NEW YORK - Pakistan’s Malala Yousafzai, a Nobel Peace Prize winner, is being honoured with a second prestigious Harvard University award for her work in promoting girls’ education around the world and her courageous leadership.

The Center for Public Leadership at Harvard Kennedy School announced that Ms. Yousafzai, a 21-year-old student at Oxford University in the United Kingdom, will be awarded the 2018 Gleitsman Award Thursday in Cambridge, a city in the US state of Massachusetts.

She will receive the $125,000 prize for improving the quality of life of children around the globe.

David Gergen, professor of public service at Harvard Kennedy School and Center for Public Leadership director, who is also a senior analyst for CNN, said Ms. Yousafzai epitomizes strength and resiliency.

“Malala speaks powerfully to the strength and perseverance of women and girls who are oppressed,” Gergen told The Harvard Gazette. “Her remarkable story has inspired girls —” and boys as well — to follow in her footsteps and has activated a generation of practitioners and legislators who are fighting for equality in their own communities.”

She joins distinguished company, as previous Gleitsman Award winners include former South African President Nelson Mandela, and US women’s rights activist Gloria Steinem, according to The Harvard Crimson.

Award namesake Alan Gleitsman was an entrepreneur and philanthropist who donated $20 million to endow the Gleitsman Programme in Leadership for Social Change at the Center for Public Leadership in 2007. The purpose of the award is to train students in social entrepreneurship and activism.

“Alan Gleitsman, whose philanthropy made this award possible, believed in individuals whose vision inspired others to confront injustice,Gergen said. “He was an ardent supporter of Harvard Kennedy School”s efforts to cultivate the world’s youngest changemakers and would be so pleased by today’s announcement.”

Ms.

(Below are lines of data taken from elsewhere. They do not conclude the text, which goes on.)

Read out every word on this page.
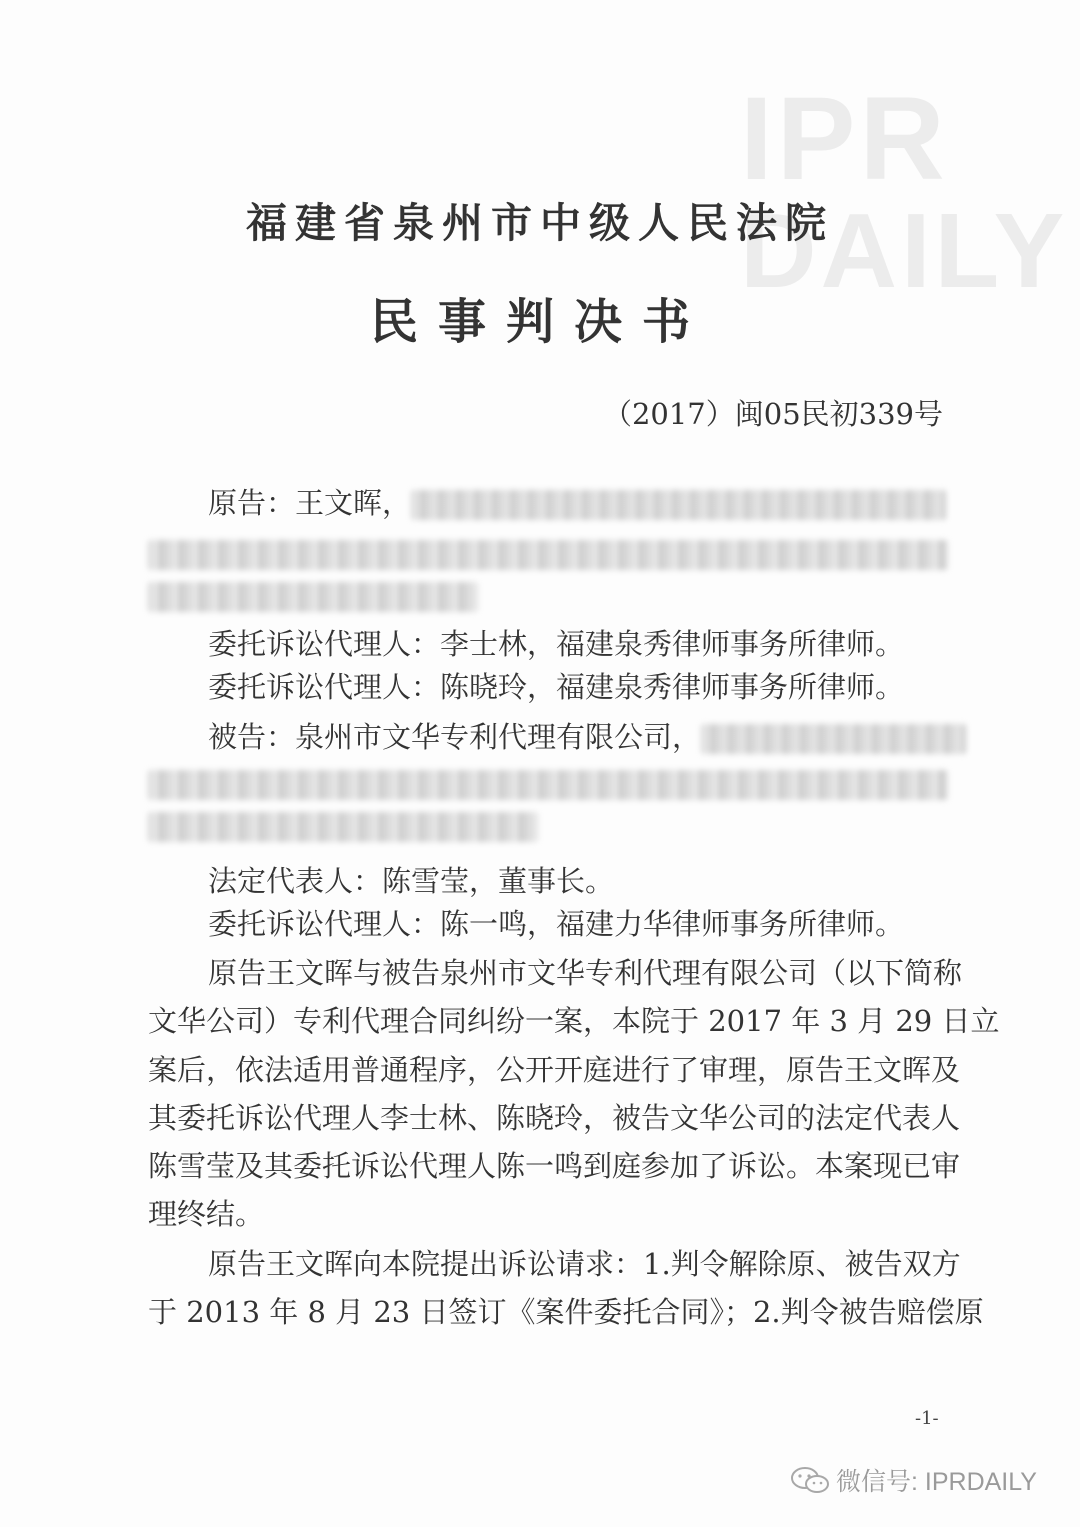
IPR
DAILY
福建省泉州市中级人民法院
民事判决书
（2017）闽05民初339号
原告：王文晖，
委托诉讼代理人：李士林，福建泉秀律师事务所律师。
委托诉讼代理人：陈晓玲，福建泉秀律师事务所律师。
被告：泉州市文华专利代理有限公司，
法定代表人：陈雪莹，董事长。
委托诉讼代理人：陈一鸣，福建力华律师事务所律师。
原告王文晖与被告泉州市文华专利代理有限公司（以下简称
文华公司）专利代理合同纠纷一案，本院于 2017 年 3 月 29 日立
案后，依法适用普通程序，公开开庭进行了审理，原告王文晖及
其委托诉讼代理人李士林、陈晓玲，被告文华公司的法定代表人
陈雪莹及其委托诉讼代理人陈一鸣到庭参加了诉讼。本案现已审
理终结。
原告王文晖向本院提出诉讼请求：1.判令解除原、被告双方
于 2013 年 8 月 23 日签订《案件委托合同》；2.判令被告赔偿原
-1-
微信号: IPRDAILY
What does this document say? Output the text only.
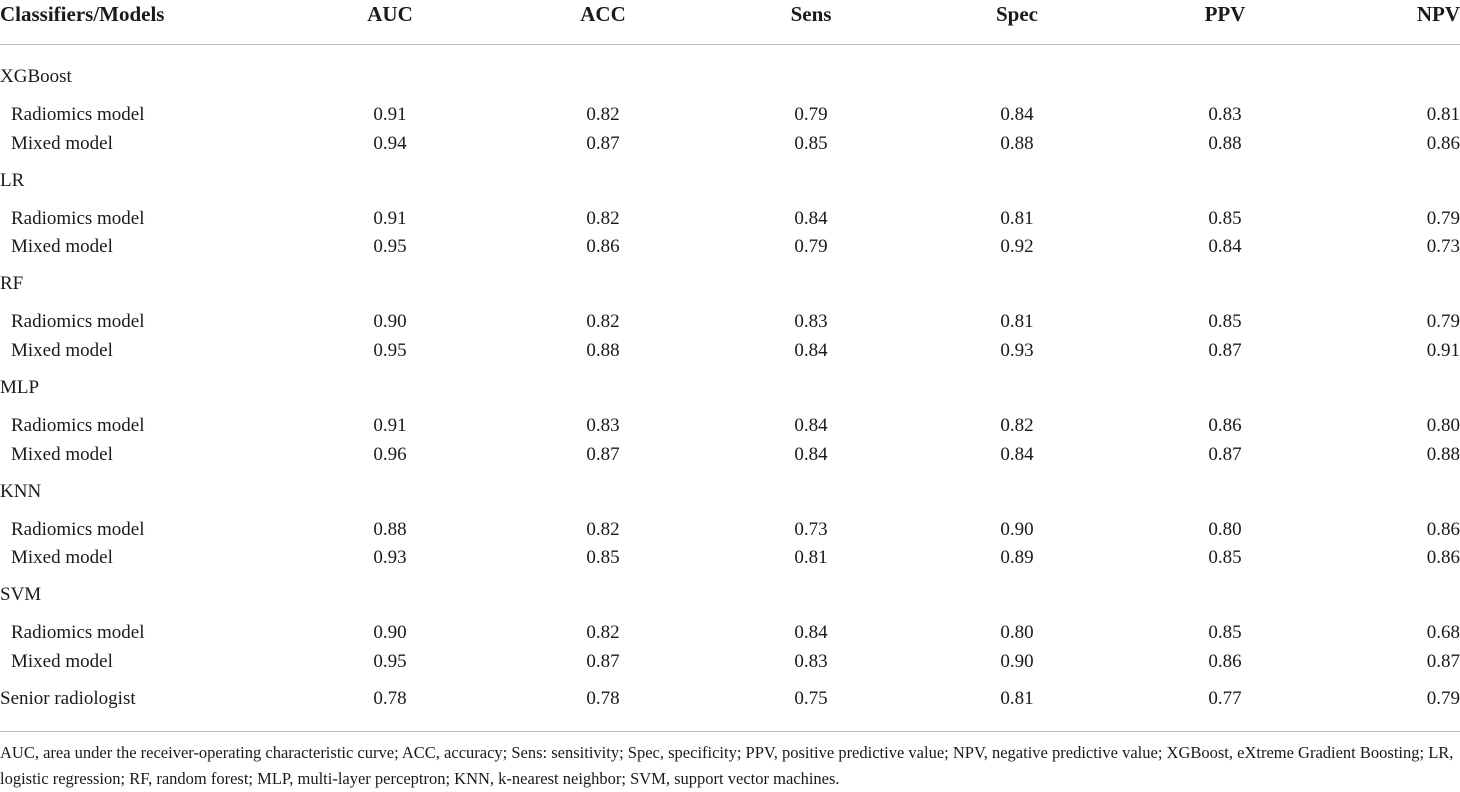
Classifiers/Models	AUC	ACC	Sens	Spec	PPV	NPV
XGBoost
Radiomics model	0.91	0.82	0.79	0.84	0.83	0.81
Mixed model	0.94	0.87	0.85	0.88	0.88	0.86
LR
Radiomics model	0.91	0.82	0.84	0.81	0.85	0.79
Mixed model	0.95	0.86	0.79	0.92	0.84	0.73
RF
Radiomics model	0.90	0.82	0.83	0.81	0.85	0.79
Mixed model	0.95	0.88	0.84	0.93	0.87	0.91
MLP
Radiomics model	0.91	0.83	0.84	0.82	0.86	0.80
Mixed model	0.96	0.87	0.84	0.84	0.87	0.88
KNN
Radiomics model	0.88	0.82	0.73	0.90	0.80	0.86
Mixed model	0.93	0.85	0.81	0.89	0.85	0.86
SVM
Radiomics model	0.90	0.82	0.84	0.80	0.85	0.68
Mixed model	0.95	0.87	0.83	0.90	0.86	0.87
Senior radiologist	0.78	0.78	0.75	0.81	0.77	0.79
AUC, area under the receiver-operating characteristic curve; ACC, accuracy; Sens: sensitivity; Spec, specificity; PPV, positive predictive value; NPV, negative predictive value; XGBoost, eXtreme Gradient Boosting; LR, logistic regression; RF, random forest; MLP, multi-layer perceptron; KNN, k-nearest neighbor; SVM, support vector machines.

Yousafzai, the youngest person ever to win a Nobel Peace Prize – in 2014“ also won the Harvard Foundation’s Peter Gomes Humanitarian Award in 2013, reported The Harvard Crimson. Her courageous story in the face of danger and threats made her an international star as she inspired a generation of girls to aspire for a free, quality, accessible education, the paper said.

Samantha Power, Harvard Kennedy School professor of global leadership and public policy and a former US ambassador to the United Nations, who will be part of a discussion with Ms. Yousafzai during Thursday’s ceremony.